Abstract
Mıknatıs neden çeker sorusu duyulur niteliklere dayalı doğa
merkezli fizik teorisinin açıklayıcı yeterliliği için daima bir
turnusol kağıdı olmuş ve duyulur niteliklere indirgenemediği
için açıklanamazlık, bilinemezlik ve giderek gariplikle
nitelenen istisnai özellikler alanının (idiotês / havâss) timsali
haline gelmiştir. Antik dönemden başlayarak İbn Sina’ya
gelinceye değin giderek genişleyen bu istisnai özellikler alanının
Peripatetik ve Galenci doğa teorileri tarafından tutarlı
bir açıklamasının verilemediği yerde, farklı bir nitelikçi model
üzerinden ilerleyen el-Kîmyâ geleneği ile parçacıkçı model üzerinden ilerleyen Antik-Helenistik ve kelamî atomcu
teorilerin devreye girerek yeni açıklamalar önerdiği görülür.
İbn Sina en iyi Cabir b. Hayyan tarafından temsil edilen el-
Kîmyâ modeli ile parçacıkçı modelleri dışlayarak, mıknatıssal
çekimin de dahil olduğu istisnai özellikler alanını doğa
merkezli teori içerisinde açıklamanın bir yolunu bulmuştur.
Duyulur suretlere dayalı doğa merkezli teoriden akledilir suretlere
dayalı bir doğa merkezli teoriye geçişi ifade eden bu
yol, İbn Sina tarafından “iki fazlalık” ve “iki anlam” teorisi
adını verebileceğimiz, Yeni-Çağ doğa felsefelerinin ortaya
çıkışına değin doğa merkezli modelin yeterlilik ve meşruiyetini
muhafaza rolü üstlenen, bütünleşik bir teori ile döşenmiştir.
“İki fazlalık” teorisi fiziksel altyapılar seviyesinden
gözlemlenebilir aşikar özellikler alanına veya gerçek varlık
seviyesine çıkışı açıklamayı hedeflerken, “iki anlam teorisi”
ise gözlemlenebilir aşikar özellikler veya gerçek varlık alanından
fiziksel altyapılara doğru gidişin rasyonalitesini inşa
etmeyi hedefler. “İki fazlalık” teorisindeki ilk fazlalık fiziksel
olup fiziksel karışımlar ertesinde ortaya çıkan doğal istidatları
ifade ederken, ikinci fazlalık ise metafiziksel olup yarıvarlık
durumundaki istidatları bilfiil hale getiren ilahi varlık
feyzini ifade eder. “İki anlam” teorisindeki birinci anlam
fiziksel olup duyulur suretleri ifade ederken, ikinci anlam
metafiziksel olup duyulur suretler ve özelliklerin altında yatan
gözlemlenemez akledilir ilkeyi ifade eder.

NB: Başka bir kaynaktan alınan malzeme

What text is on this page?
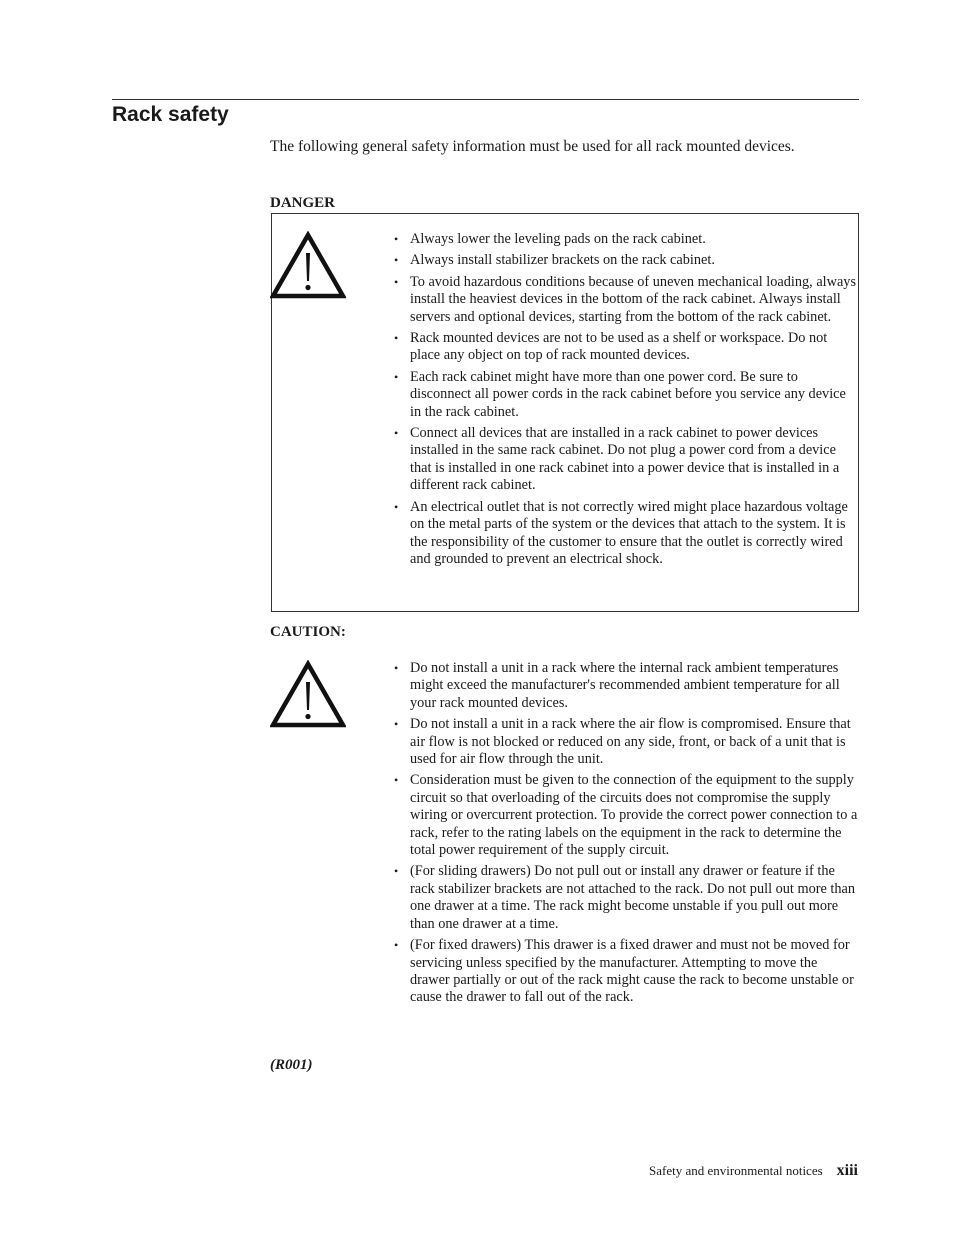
Rack safety

The following general safety information must be used for all rack mounted devices.

DANGER
• Always lower the leveling pads on the rack cabinet.
• Always install stabilizer brackets on the rack cabinet.
• To avoid hazardous conditions because of uneven mechanical loading, always install the heaviest devices in the bottom of the rack cabinet. Always install servers and optional devices, starting from the bottom of the rack cabinet.
• Rack mounted devices are not to be used as a shelf or workspace. Do not place any object on top of rack mounted devices.
• Each rack cabinet might have more than one power cord. Be sure to disconnect all power cords in the rack cabinet before you service any device in the rack cabinet.
• Connect all devices that are installed in a rack cabinet to power devices installed in the same rack cabinet. Do not plug a power cord from a device that is installed in one rack cabinet into a power device that is installed in a different rack cabinet.
• An electrical outlet that is not correctly wired might place hazardous voltage on the metal parts of the system or the devices that attach to the system. It is the responsibility of the customer to ensure that the outlet is correctly wired and grounded to prevent an electrical shock.
CAUTION:
• Do not install a unit in a rack where the internal rack ambient temperatures might exceed the manufacturer's recommended ambient temperature for all your rack mounted devices.
• Do not install a unit in a rack where the air flow is compromised. Ensure that air flow is not blocked or reduced on any side, front, or back of a unit that is used for air flow through the unit.
• Consideration must be given to the connection of the equipment to the supply circuit so that overloading of the circuits does not compromise the supply wiring or overcurrent protection. To provide the correct power connection to a rack, refer to the rating labels on the equipment in the rack to determine the total power requirement of the supply circuit.
• (For sliding drawers) Do not pull out or install any drawer or feature if the rack stabilizer brackets are not attached to the rack. Do not pull out more than one drawer at a time. The rack might become unstable if you pull out more than one drawer at a time.
• (For fixed drawers) This drawer is a fixed drawer and must not be moved for servicing unless specified by the manufacturer. Attempting to move the drawer partially or out of the rack might cause the rack to become unstable or cause the drawer to fall out of the rack.
(R001)
Safety and environmental notices xiii
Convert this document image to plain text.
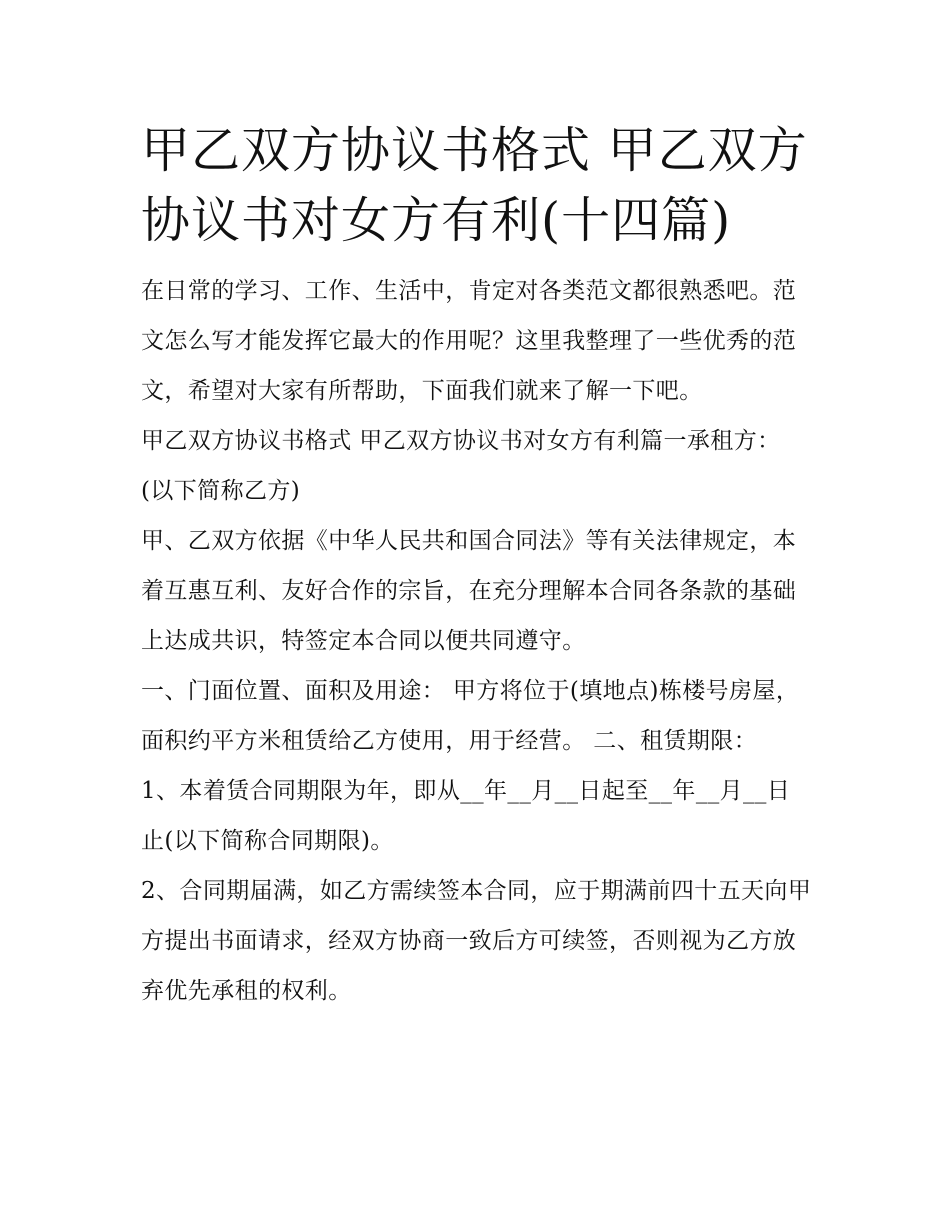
甲乙双方协议书格式 甲乙双方协议书对女方有利(十四篇)

在日常的学习、工作、生活中，肯定对各类范文都很熟悉吧。范文怎么写才能发挥它最大的作用呢？这里我整理了一些优秀的范文，希望对大家有所帮助，下面我们就来了解一下吧。

甲乙双方协议书格式 甲乙双方协议书对女方有利篇一承租方：(以下简称乙方)

甲、乙双方依据《中华人民共和国合同法》等有关法律规定，本着互惠互利、友好合作的宗旨，在充分理解本合同各条款的基础上达成共识，特签定本合同以便共同遵守。

一、门面位置、面积及用途： 甲方将位于(填地点)栋楼号房屋，面积约平方米租赁给乙方使用，用于经营。 二、租赁期限：

1、本着赁合同期限为年，即从__年__月__日起至__年__月__日止(以下简称合同期限)。

2、合同期届满，如乙方需续签本合同，应于期满前四十五天向甲方提出书面请求，经双方协商一致后方可续签，否则视为乙方放弃优先承租的权利。
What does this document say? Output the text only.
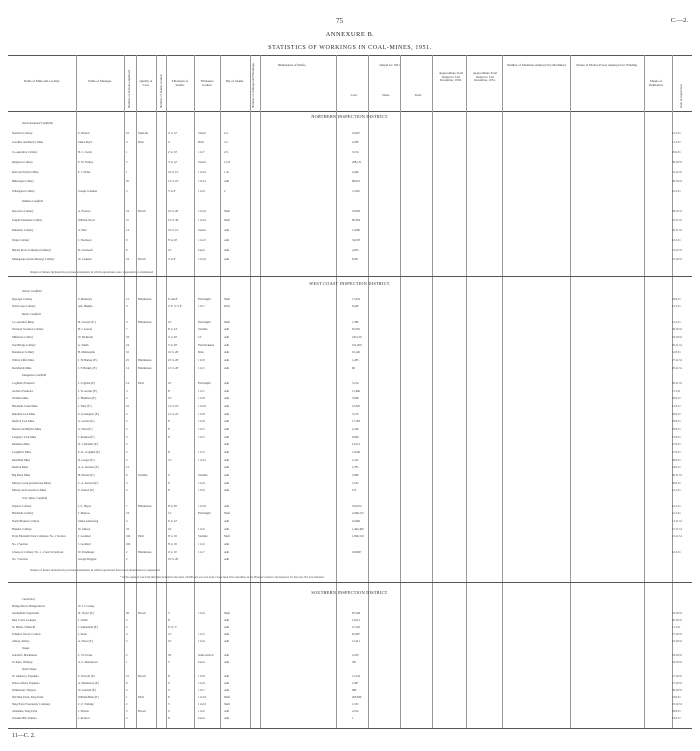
75	C.—2.
ANNEXURE B.
STATISTICS OF WORKINGS IN COAL-MINES, 1951.
Name of Mine and Locality.	Name of Manager.	Number of Persons employed.	Quality of Coal.	Number of Seams worked.	Thickness of Seams.
Thickness worked.
Dip of Seams.	Number of Underground Workings.	Dimensions of Shafts.	Output for 1951.
Coal.	Slack.	Total.
Approximate Total Output to 31st December, 1950.
Approximate Total Output to 31st December, 1951.
Number of Machines employed by Machinery.	Nature of Motive Power employed for Winding.
Means of Ventilation.	Date of Inspection.
NORTHERN INSPECTION DISTRICT.
North Auckland Coalfields
Northern Colliery	E. Nelson	16	Semi-bit.	4' to 12'	Varied	2,4	25,847	5.12.51
Goodfire and Barry's Mine	James Boyd	3	Ditto	4'	Ditto	3,2	2,280	7.12.51
Co-operative Colliery	B. C. Curtis	1	2' to 10'	1 in 7	2 ft.	3,154	26.9.51
Rangiora Colliery	E. W. Tutkey	5	3' to 12'	Varied	1,121	298,131	30.10.51
Kent and Wyatt's Mine	F. J. Noble	1	10' to 12'	1 in 10	1 ch.	2,449	31.12.51
Hikurangi Colliery	95	12' to 18'	1 in 12	Adit	80,016	26.10.51
Whangarei Colliery	Joseph Coleman	5	3' to 8'	1 in 6	2	11,965	4.12.51
Waikato Coalfield
Rotowaro Colliery	A. Frances	24	Brown	10' to 26'	1 in 10	Shaft	25,083	28.12.51
Taupiri Extended Colliery	William Wood	27	16' to 30'	1 in 10	Shaft	89,394	10.11.51
Pukemiro Colliery	A. Hart	14	10' to 12'	Varied	Adit	11,860	26.11.51
Waipa Colliery	J. Thomson	9	8' to 20'	1 in 15	Adit	34,593	9.12.51
Huntly Rock Company (Limited)	K. Grunwell	6	10'	Level	Adit	4,263	31.12.51
Maungatapu (Glen Massey) Colliery	W. Lampier	24	Brown	2' to 8'	1 in 10	Adit	8,261	10.10.51
Output of mines included in previous statements in which operations were suspended or abandoned
WEST COAST INSPECTION DISTRICT.
Nelson Coalfield
Puponga Colliery	P. Rutherley	12	Bituminous	6' and 8'	Full height	Shaft	17,632	26.9.51
North Cape Colliery	Ant. Hughes	3	2' 6" to 3' 6"	1 in 7	Drift	8,440	2.12.51
Buller Coalfield
Co-operative Mine	H. Cleaver (E.)	3	Bituminous	10'	Full height	Shaft	1,386	5.12.51
Westport Stockton Colliery	B. J. Gorton	7	8' to 24'	Variable	Adit	62,565	29.10.51
Millerton Colliery	W. McIntosh	34	4' to 40'	12'	Adit	233,219	18.10.51
Iron Bridge Colliery	G. Smith	24	3' to 30'	Full thickness	Adit	101,200	20.11.51
Denniston Colliery	H. Meiklejohn	16	16' to 20'	Ditto	Adit	16,140	5.10.51
Whin's Cliffs Mine	J. H. Burkey (F.)	25	Bituminous	10' to 20'	1 in 8	Adit	1,283	27.11.51
Rockfields Mine	J. F. Burkey (F.)	14	Bituminous	12' to 20'	1 in 5	Adit	66	20.11.51
Inangahua Coalfield
Coghlan's Freehold	J. Coghlan (F.)	14	Pitch	10'	Full height	Adit	5,214	20.11.51
Archer's Freehold	J. W. Archer (F.)	3	8'	1 in 5	Adit	11,496	7.11.51
Waitahu Mine	J. Hamilton (F.)	2	10'	1 in 8	Adit	3,948	26.9.51
Blackball Creek Mine	J. Fairy (F.)	16	12' to 18'	1 in 10	Adit	23,305	15.9.51
Dunollie Coal Mine	P. Lockington (F.)	2	12' to 22'	1 in 8	Adit	5,135	26.9.51
Reefton Coal Mine	G. Gerbes (F.)	2	8'	1 in 8	Adit	17,183	26.9.51
Burnett and Blyth's Mine	G. Ward (F.)	2	8'	1 in 5	Adit	2,246	26.9.51
Langley's Coal Mine	J. Rasmus (F.)	3	6'	1 in 5	Adit	6,849	27.9.51
Rasmus's Mine	N. J. Rasmus (F.)	2	Adit	12,251	27.9.51
Loughlin's Mine	E. K. Loughlin (F.)	2	8'	1 in 5	Adit	11,048	27.9.51
Reedfield Mine	N. Gregor (F.)	2	12'	1 in 12	Adit	1,412	28.9.51
Reefton Mine	A. A. Stevens (F.)	12	Adit	1,785	24.9.51
Big River Mine	H. Horner (F.)	6	Variable	4'	Variable	Adit	1,086	30.11.51
Murray Creek (Greenstone Mine)	C. A. Stewart (F.)	3	6'	1 in 6	Adit	1,162	30.9.51
Murray and Lawrence's Mine	T. Gibson (F.)	2	8'	1 in 6	Adit	125	3.12.51
Grey Valley Coalfield
Paparoa Colliery	J. C. Bayes	7	Bituminous	8' to 20'	1 in 10	Adit	193,672	6.12.51
Blackball Colliery	J. Munroe	23	12'	Full height	Shaft	2,296,153	4.12.51
North Brunner Colliery	James Armstrong	4	6' to 12'	Adit	22,660	13.11.51
Brunner Colliery	W. Allison	33	16'	1 in 6	Adit	1,462,400	27.11.51
Point Elizabeth State Collieries: No. 1 Section	J. Goddard	104	Pitch	8' to 16'	Variable	Shaft	1,846,310	21.11.51
No. 2 Section	J. Goddard	104	8' to 16'	1 in 6	Adit
Liverpool Colliery: No. 1, 2 and 3a Sections	W. Passmuger	2	Bituminous	4' to 16'	1 in 7	Adit	160,867	6.12.51
No. 3 Section	George Duggan	2	10' to 20'	Adit
Output of mines included in previous statements in which operations have been abandoned or suspended
* Of the output of coal from this mine included in the totals, 20,000 tons was won from a stone-head drive and pillars in the Manager's return to the Inspector for that year. Not now included.
SOUTHERN INSPECTION DISTRICT.
Canterbury
Bridget River, Bridget River	W. J. Cowsley
Springfield Greymouth	D. Taylor (F.)	26	Brown	3'	1 in 6	Shaft	87,548	22.10.51
Beet Coal's Coalgate	J. Lilleh	2	8'	Adit	12,013	20.10.51
St. Helier, Whiteclif	J. Sutherland (F.)	2	6', 8', 3'	Adit	21,102	1.11.51
Temple's Wood, Cosmos	J. Kane	4	15'	1 in 3	Adit	62,487	27.10.51
Albury, Albury	A. Shaw (F.)	2	10'	1 in 6	Adit	12,411	19.10.51
Otago
Gabriel's, Mackinnon	C. W. Evans	2	30'	Semi-vertical	Adit	2,479	18.10.51
Te Puna, Whitney	A. G. Henderson	1	5'	Level	Adit	301	24.10.51
South Otago
St. Andrew's, Papakaio	T. Parcroft (F.)	21	Brown	8'	1 in 8	Adit	11,534	27.10.51
Prince Alfred, Papakaio	A. Henderson (F.)	8	4'	1 in 6	Adit	1,967	27.10.51
Palmerston, Waipori	W. Garland (F.)	2	5'	1 in 7	Adit	980	30.10.51
Old Ship Point, Shag Point	William Hunt (F.)	1	Pitch	6'	1 in 10	Shaft	405,836	22.9.51
Shag Point Proprietary Company	C. E. Tutking	2	5'	1 in 10	Shaft	1,325	25.10.51
Allandale, Shag Point	J. Eliston	3	Brown	4'	1 in 6	Adit	2,014	28.9.51
Ironside Hill, Kaitaia	J. Robson	2	8'	Level	Adit	1	16.9.51
11—C. 2.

Gözlemlenebilir
özelliklerin gözlemlenemez ilkelere atıfla açıklanmasını
öneren ve akledilir suretlerle duyulur suretler arasındaki bir
ayrıma dayanan “iki anlam teorisi” sadece havâss alanını
doğallaştırarak normal özelliklerle eşitleme sonucu vermemiş,
İbn Sina’nın varlık-mahiyet ayrımının metafizikte üstlendiği
role benzer bir işlevi fizikte ifa etmiştir. Bu makalede
mıknatıssal çekim özelliği örneğinde, havâss alanının parçacıkçı
ve nitelikçi fizik teoriler içerisinde nasıl rasyonalize
edilmeye çalışıldığı ve nihayetinde ne tür bir bilinemezlik
sahası yarattığı ele alındıktan sonra, İbn Sina’nın yeni doğa
felsefesinin bu gariplikler alanını hangi teoriler aracılığıyla
doğallaştırdığı ve kendisini hangi yollarla duyulur niteliklere
dayalı fizik teorinin yerine ikame ettiği ele alınmaktadır.